Árbitro ativa protocolo contra racismo após denúncia em partida do Campeonato Paulista Sub-20

Árbitro ativa protocolo antirracista ao receber relato de injúria em jogo do Paulista Sub-20

A Federação Paulista de Futebol (FPF) iniciou uma investigação sobre ocorrências de injúria racial e homofobia que aconteceram durante a partida entre XV de Jaú e Ituano, realizada pelo Campeonato Paulista Sub-20 na última sexta-feira, dia 31 de outubro. Os episódios foram registrados tanto no campo de jogo quanto nas arquibancadas do Estádio Zezinho Magalhães.

Interrupção do jogo

O jogo foi interrompido aos 49 minutos do segundo tempo, no momento em que os jogadores do Ituano se preparavam para a cobrança de uma falta.

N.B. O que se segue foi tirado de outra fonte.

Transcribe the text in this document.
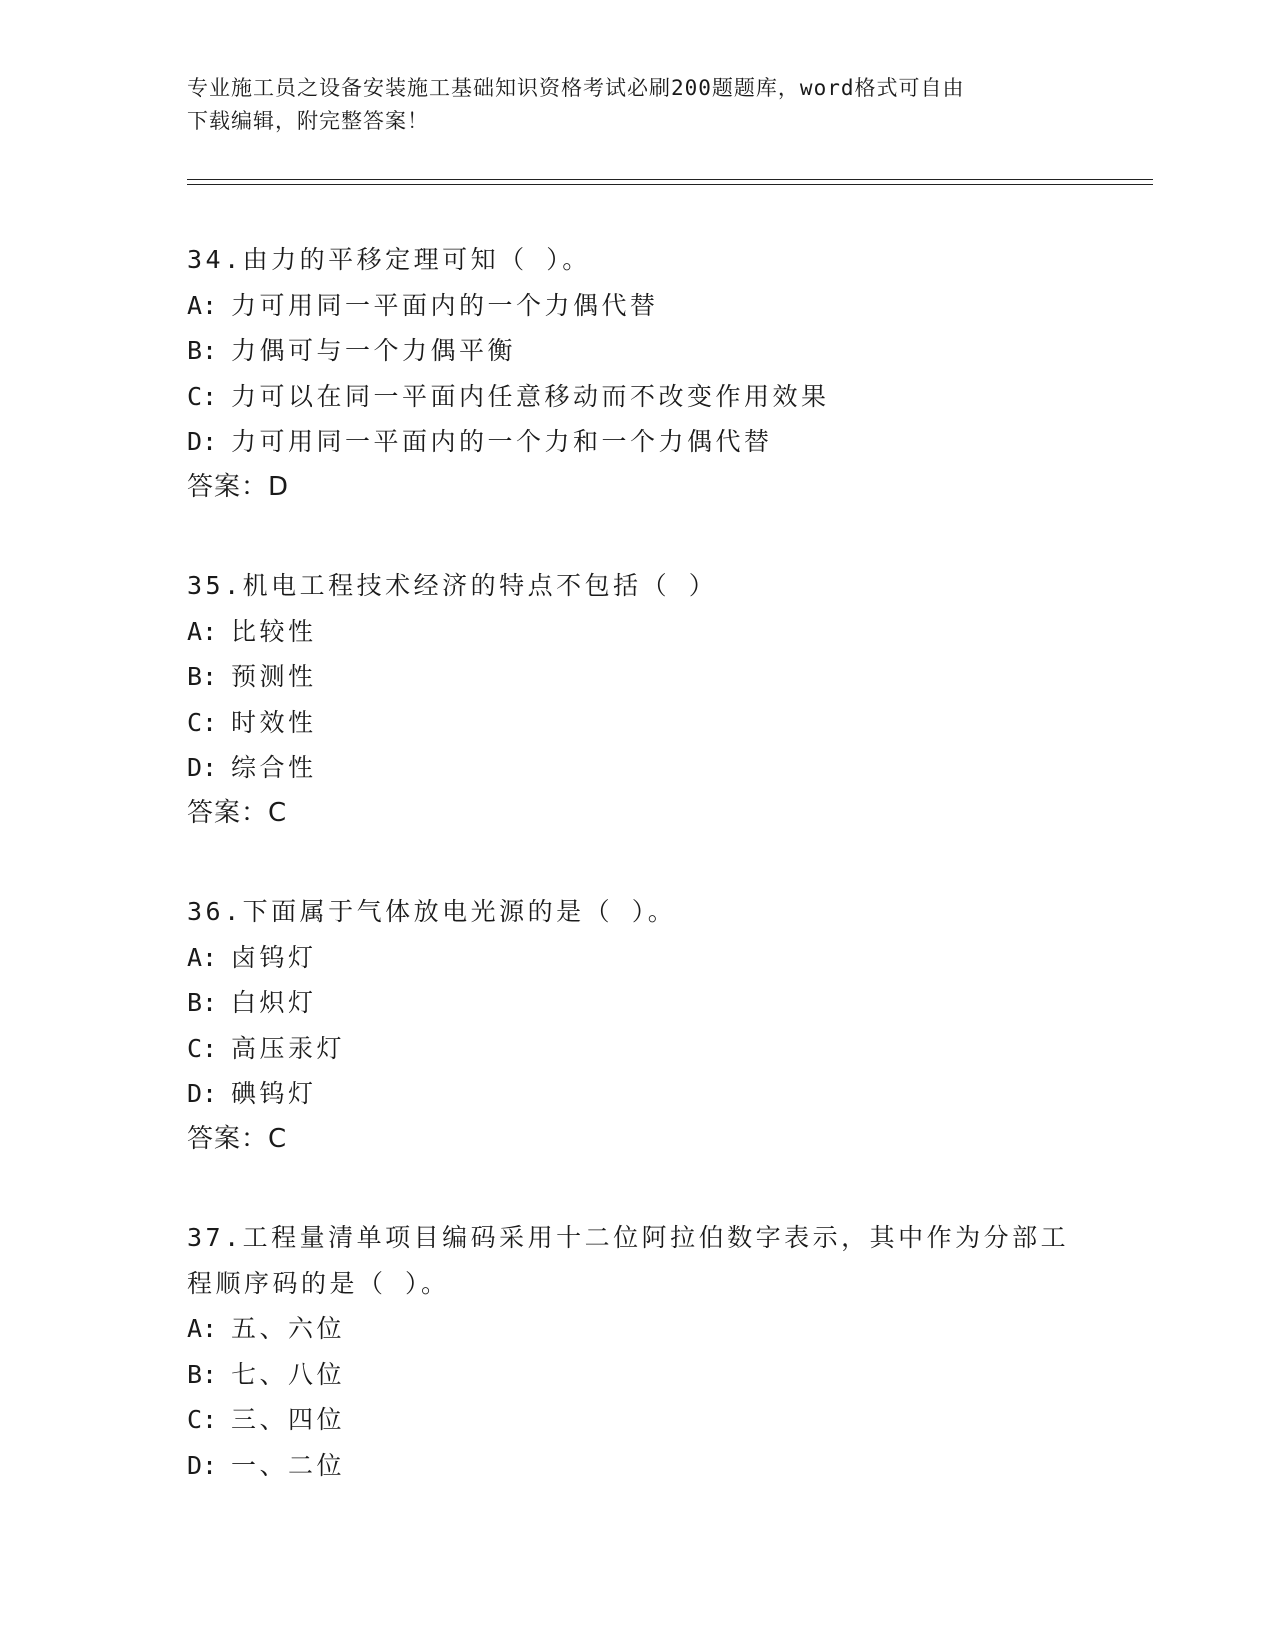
专业施工员之设备安装施工基础知识资格考试必刷200题题库，word格式可自由
下载编辑，附完整答案！
34.由力的平移定理可知（ ）。
A: 力可用同一平面内的一个力偶代替
B: 力偶可与一个力偶平衡
C: 力可以在同一平面内任意移动而不改变作用效果
D: 力可用同一平面内的一个力和一个力偶代替
答案：D
35.机电工程技术经济的特点不包括（ ）
A: 比较性
B: 预测性
C: 时效性
D: 综合性
答案：C
36.下面属于气体放电光源的是（ ）。
A: 卤钨灯
B: 白炽灯
C: 高压汞灯
D: 碘钨灯
答案：C
37.工程量清单项目编码采用十二位阿拉伯数字表示，其中作为分部工
程顺序码的是（ ）。
A: 五、六位
B: 七、八位
C: 三、四位
D: 一、二位
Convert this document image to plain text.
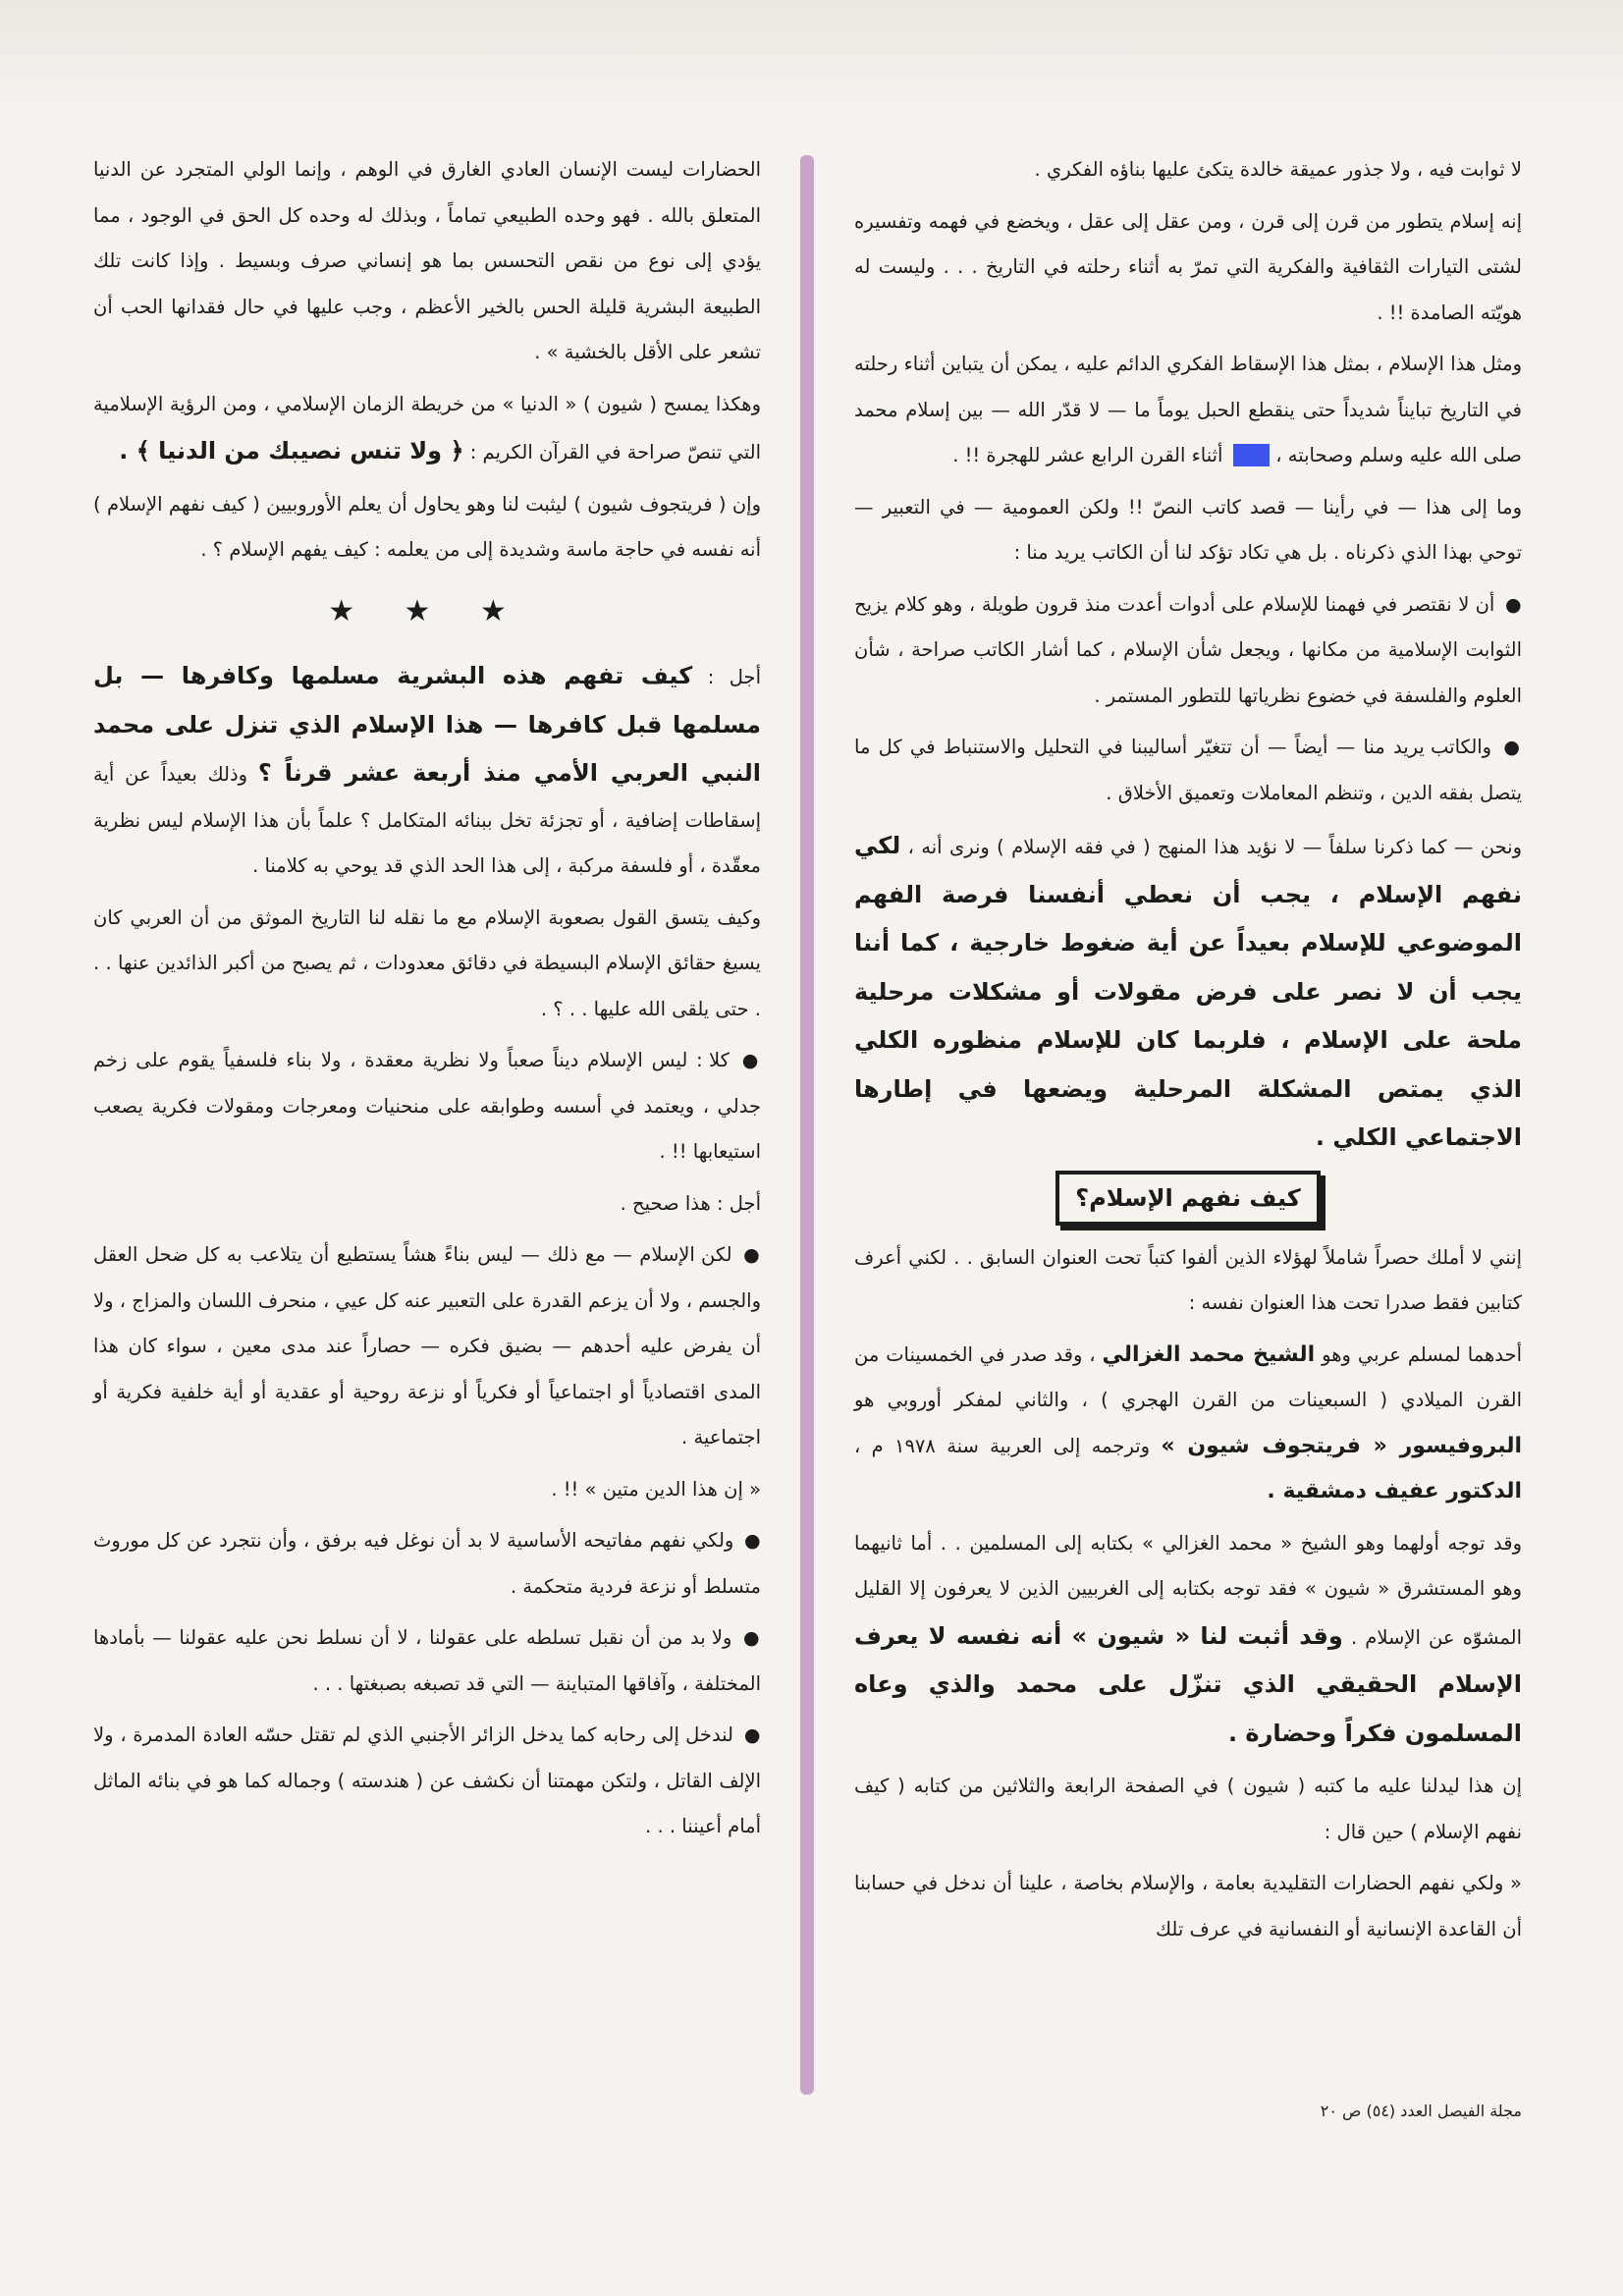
لا ثوابت فيه ، ولا جذور عميقة خالدة يتكئ عليها بناؤه الفكري .

إنه إسلام يتطور من قرن إلى قرن ، ومن عقل إلى عقل ، ويخضع في فهمه وتفسيره لشتى التيارات الثقافية والفكرية التي تمرّ به أثناء رحلته في التاريخ . . . وليست له هويّته الصامدة !! .

ومثل هذا الإسلام ، بمثل هذا الإسقاط الفكري الدائم عليه ، يمكن أن يتباين أثناء رحلته في التاريخ تبايناً شديداً حتى ينقطع الحبل يوماً ما — لا قدّر الله — بين إسلام محمد صلى الله عليه وسلم وصحابته ، و أثناء القرن الرابع عشر للهجرة !! .

وما إلى هذا — في رأينا — قصد كاتب النصّ !! ولكن العمومية — في التعبير — توحي بهذا الذي ذكرناه . بل هي تكاد تؤكد لنا أن الكاتب يريد منا :

● أن لا نقتصر في فهمنا للإسلام على أدوات أعدت منذ قرون طويلة ، وهو كلام يزيح الثوابت الإسلامية من مكانها ، ويجعل شأن الإسلام ، كما أشار الكاتب صراحة ، شأن العلوم والفلسفة في خضوع نظرياتها للتطور المستمر .

● والكاتب يريد منا — أيضاً — أن تتغيّر أساليبنا في التحليل والاستنباط في كل ما يتصل بفقه الدين ، وتنظم المعاملات وتعميق الأخلاق .

ونحن — كما ذكرنا سلفاً — لا نؤيد هذا المنهج ( في فقه الإسلام ) ونرى أنه ، لكي نفهم الإسلام ، يجب أن نعطي أنفسنا فرصة الفهم الموضوعي للإسلام بعيداً عن أية ضغوط خارجية ، كما أننا يجب أن لا نصر على فرض مقولات أو مشكلات مرحلية ملحة على الإسلام ، فلربما كان للإسلام منظوره الكلي الذي يمتص المشكلة المرحلية ويضعها في إطارها الاجتماعي الكلي .

كيف نفهم الإسلام؟

إنني لا أملك حصراً شاملاً لهؤلاء الذين ألفوا كتباً تحت العنوان السابق . . لكني أعرف كتابين فقط صدرا تحت هذا العنوان نفسه :

أحدهما لمسلم عربي وهو الشيخ محمد الغزالي ، وقد صدر في الخمسينات من القرن الميلادي ( السبعينات من القرن الهجري ) ، والثاني لمفكر أوروبي هو البروفيسور « فريتجوف شيون » وترجمه إلى العربية سنة ١٩٧٨ م ، الدكتور عفيف دمشقية .

وقد توجه أولهما وهو الشيخ « محمد الغزالي » بكتابه إلى المسلمين . . أما ثانيهما وهو المستشرق « شيون » فقد توجه بكتابه إلى الغربيين الذين لا يعرفون إلا القليل المشوّه عن الإسلام . وقد أثبت لنا « شيون » أنه نفسه لا يعرف الإسلام الحقيقي الذي تنزّل على محمد والذي وعاه المسلمون فكراً وحضارة .

إن هذا ليدلنا عليه ما كتبه ( شيون ) في الصفحة الرابعة والثلاثين من كتابه ( كيف نفهم الإسلام ) حين قال :

« ولكي نفهم الحضارات التقليدية بعامة ، والإسلام بخاصة ، علينا أن ندخل في حسابنا أن القاعدة الإنسانية أو النفسانية في عرف تلك

الحضارات ليست الإنسان العادي الغارق في الوهم ، وإنما الولي المتجرد عن الدنيا المتعلق بالله . فهو وحده الطبيعي تماماً ، وبذلك له وحده كل الحق في الوجود ، مما يؤدي إلى نوع من نقص التحسس بما هو إنساني صرف وبسيط . وإذا كانت تلك الطبيعة البشرية قليلة الحس بالخير الأعظم ، وجب عليها في حال فقدانها الحب أن تشعر على الأقل بالخشية » .

وهكذا يمسح ( شيون ) « الدنيا » من خريطة الزمان الإسلامي ، ومن الرؤية الإسلامية التي تنصّ صراحة في القرآن الكريم : ﴿ ولا تنس نصيبك من الدنيا ﴾ .

وإن ( فريتجوف شيون ) ليثبت لنا وهو يحاول أن يعلم الأوروبيين ( كيف نفهم الإسلام ) أنه نفسه في حاجة ماسة وشديدة إلى من يعلمه : كيف يفهم الإسلام ؟ .

★ ★ ★

أجل : كيف تفهم هذه البشرية مسلمها وكافرها — بل مسلمها قبل كافرها — هذا الإسلام الذي تنزل على محمد النبي العربي الأمي منذ أربعة عشر قرناً ؟ وذلك بعيداً عن أية إسقاطات إضافية ، أو تجزئة تخل ببنائه المتكامل ؟ علماً بأن هذا الإسلام ليس نظرية معقّدة ، أو فلسفة مركبة ، إلى هذا الحد الذي قد يوحي به كلامنا .

وكيف يتسق القول بصعوبة الإسلام مع ما نقله لنا التاريخ الموثق من أن العربي كان يسيغ حقائق الإسلام البسيطة في دقائق معدودات ، ثم يصبح من أكبر الذائدين عنها . . . حتى يلقى الله عليها . . ؟ .

● كلا : ليس الإسلام ديناً صعباً ولا نظرية معقدة ، ولا بناء فلسفياً يقوم على زخم جدلي ، ويعتمد في أسسه وطوابقه على منحنيات ومعرجات ومقولات فكرية يصعب استيعابها !! .

أجل : هذا صحيح .

● لكن الإسلام — مع ذلك — ليس بناءً هشاً يستطيع أن يتلاعب به كل ضحل العقل والجسم ، ولا أن يزعم القدرة على التعبير عنه كل عيي ، منحرف اللسان والمزاج ، ولا أن يفرض عليه أحدهم — بضيق فكره — حصاراً عند مدى معين ، سواء كان هذا المدى اقتصادياً أو اجتماعياً أو فكرياً أو نزعة روحية أو عقدية أو أية خلفية فكرية أو اجتماعية .

« إن هذا الدين متين » !! .

● ولكي نفهم مفاتيحه الأساسية لا بد أن نوغل فيه برفق ، وأن نتجرد عن كل موروث متسلط أو نزعة فردية متحكمة .

● ولا بد من أن نقبل تسلطه على عقولنا ، لا أن نسلط نحن عليه عقولنا — بأمادها المختلفة ، وآفاقها المتباينة — التي قد تصبغه بصبغتها . . .

● لندخل إلى رحابه كما يدخل الزائر الأجنبي الذي لم تقتل حسّه العادة المدمرة ، ولا الإلف القاتل ، ولتكن مهمتنا أن نكشف عن ( هندسته ) وجماله كما هو في بنائه الماثل أمام أعيننا . . .

مجلة الفيصل العدد (٥٤) ص ٢٠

Após um período em que a bola não rolou, a partida foi retomada, mas continuou a ser marcada por confusões até o apito final, que registrou a vitória do XV por 2 a 1.

Relato de injúria racial

Jogadores do Ituano relataram ao árbitro, Nelson Marques da Silva, que o atacante João Vitor havia sido chamado de "macaco" pelo zagueiro colombiano Eraso. Ao receber essa denúncia, o árbitro sinalizou o acionamento do protocolo antirracista, que determina a apuração imediata de episódios de injúria racial ocorridos dentro de campo.

Nota oficial da FPF

Em uma nota oficial, a FPF expressou seu repúdio aos acontecimentos e garantiu um rigoroso processo de apuração dos fatos. A entidade afirmou: “Houve o acionamento do protocolo do Tratado pela Diversidade e Contra a Intolerância no Futebol Paulista por parte da equipe de arbitragem, bem como o registro das ocorrências. A FPF acompanhará a apuração dos fatos junto a todos os envolvidos e às autoridades competentes. A entidade reforça, ainda, que não compactua com qualquer forma de racismo, homofobia, discriminação ou violência e seguirá trabalhando para que o futebol paulista seja um ambiente de respeito e inclusão.”

Denúncia de homofobia

Além da injúria racial, o árbitro também registrou em súmula um caso de homofobia que ocorreu nas arquibancadas contra um dos assistentes da partida. Segundo o documento, “um torcedor começou a proferir atos homofóbicos contra o assistente de número dois, Marcelo Zamian de Barros.” O árbitro relatou que não foi possível identificar o torcedor, pois, ao ser solicitado, ele saiu correndo do estádio.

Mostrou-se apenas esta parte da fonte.